The book, published this month by Chicago Review Press, explains how two avowed segregationists refused to integrate their establishments — the Pickrick Restaurant and the Heart of Atlanta Motel — in defiance of the just-passed Civil Rights Act of 1964. To challenge them, Black ministry students showed up to eat at the restaurant and Black pastors booked rooms at the motel. The resulting confrontations became the centerpiece of the first two legal challenges to the Civil Rights Act.
Greene, who received a journalism degree in 1986 from what is now the Richard T. Robertson School of Media and Culture in the College of Humanities and Sciences, as well as a master’s degree in nonfiction writing from Johns Hopkins University, is an investigative journalist and author who has been the Washington enterprise editor for Reuters since 2016. Before joining Reuters, Greene edited a 2014 Pulitzer Prize-winning investigation for the Center for Public Integrity, and also was a recipient of the IRE Medal, an Emmy Award, and the Harvard Goldsmith Prize for Investigative Reporting.
“Heart of Atlanta” is Greene’s third book, having previously authored “Shots on the Bridge: Police Violence and Cover-Up in the Wake of Katrina” (2015) and “Night Fire: Big Oil, Poison Air, and Margie Richard’s Fight to Save Her Town” (2009).
Greene recently discussed “Heart of Atlanta” with VCU News.
What inspired you to tell the story behind Heart of Atlanta Motel Inc. v. United States?
I’ve always been attracted to stories of justice and injustice, and particularly those involving issues of civil rights. I found this story in a roundabout way: Several years ago, I watched a compelling movie, “Loving,” about a U.S. Supreme Court case involving interracial marriage. As I left the theater, I thought: I wish I had written that book about the Loving case. That thought then sent me on a quest to find a Supreme Court civil rights ruling that, perhaps, had been forgotten to history. I found Heart of Atlanta.
In what ways do you think this story of Black pastors and ministry students taking a stand against segregation will resonate today?
The racial struggles of the 1960s echo today. As I was reporting this book, George Floyd was murdered by police in Minneapolis and cities across the nation took to the streets in protest. Days after his death, I reached out to interview one of the ministers involved in the civil rights engagement in Atlanta in 1964. Before I could start, the minister, Albert Sampson, said: “Why am I in tears all the way in Chicago? This one here is making me cry because we’re in 2020.” Other echoes abounded. The March on Washington of 1963 was repeated nearly six decades later in the Washington summer. The fight for civil rights remains fully engaged 58 years after the segregation battle of 1964.

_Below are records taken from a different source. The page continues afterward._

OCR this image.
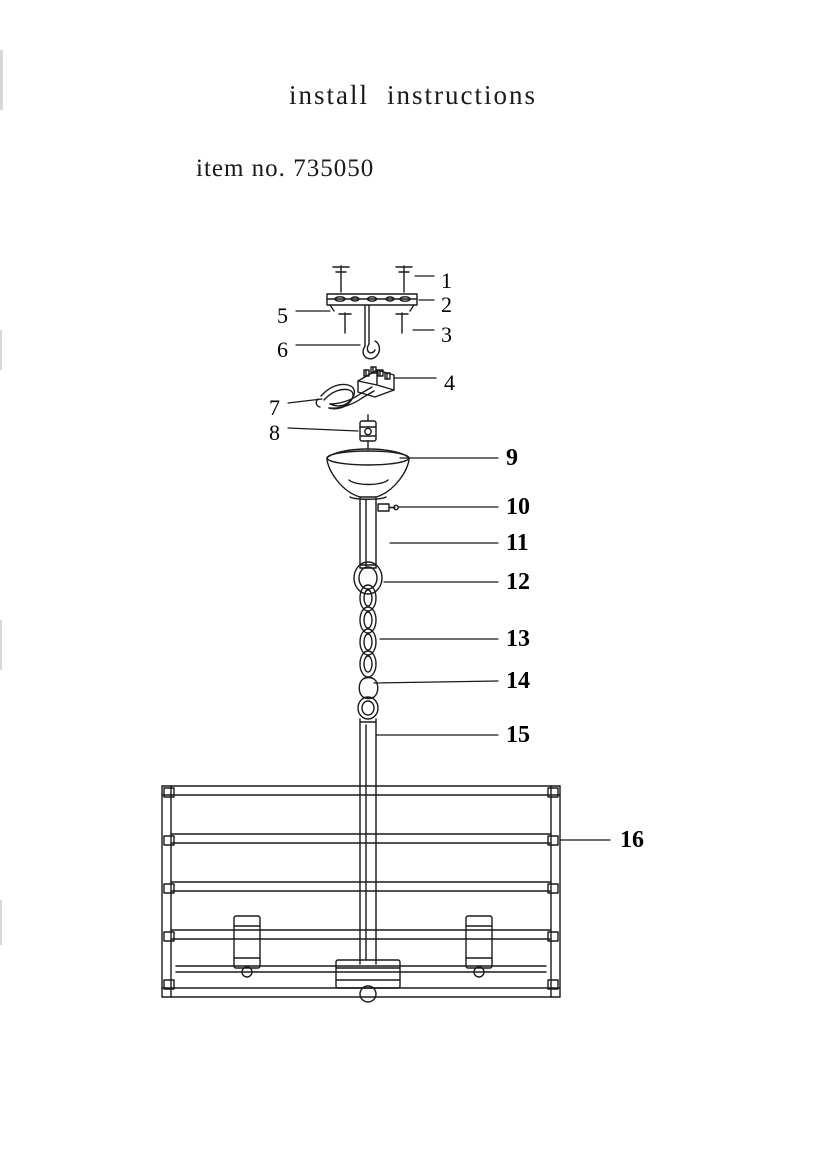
install instructions
item no. 735050
1
2
3
4
5
6
7
8
9
10
11
12
13
14
15
16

What did your research process entail?
The research was a mix of archived documents, video files and oral histories. The archived documents included the entire case files for the two legal cases at the core of this book — one involved the Heart of Atlanta Motel, and the other the Pickrick Restaurant. The files I obtained included transcripts of court hearings in the 1960s, so I could recreate, verbatim, what the parties were saying at the time. I reviewed scores of other documents, such as Justice Department reports on the civil rights murders of the day, and videos of key political events in the 1960s. I fleshed out those documents with multiple interviews, including with the two surviving ministers who were involved in the legal cases and the widow of the lead plaintiff. Their oral histories enriched this saga.
What do you hope readers take away from “Heart of Atlanta”?
There are hundreds, or thousands, of unsung heroes of the civil rights movement. Meet five here.
Is there anything you’d like to add?
I was moved by the bravery of the ministers who helped break the color barrier in Atlanta. When they sought a seat at the whites-only Pickrick Restaurant run by a future Georgia governor, the proprietor greeted them with a handgun and sold ax handles to his customers. The ministers, disciples of Martin Luther King Jr.’s preaching of nonviolence, did not fight back as they were surrounded by swarms blocking their entrance. But they didn’t retreat: They kept coming back, again and again, risking their lives to make clear that everyone deserves a seat at the table.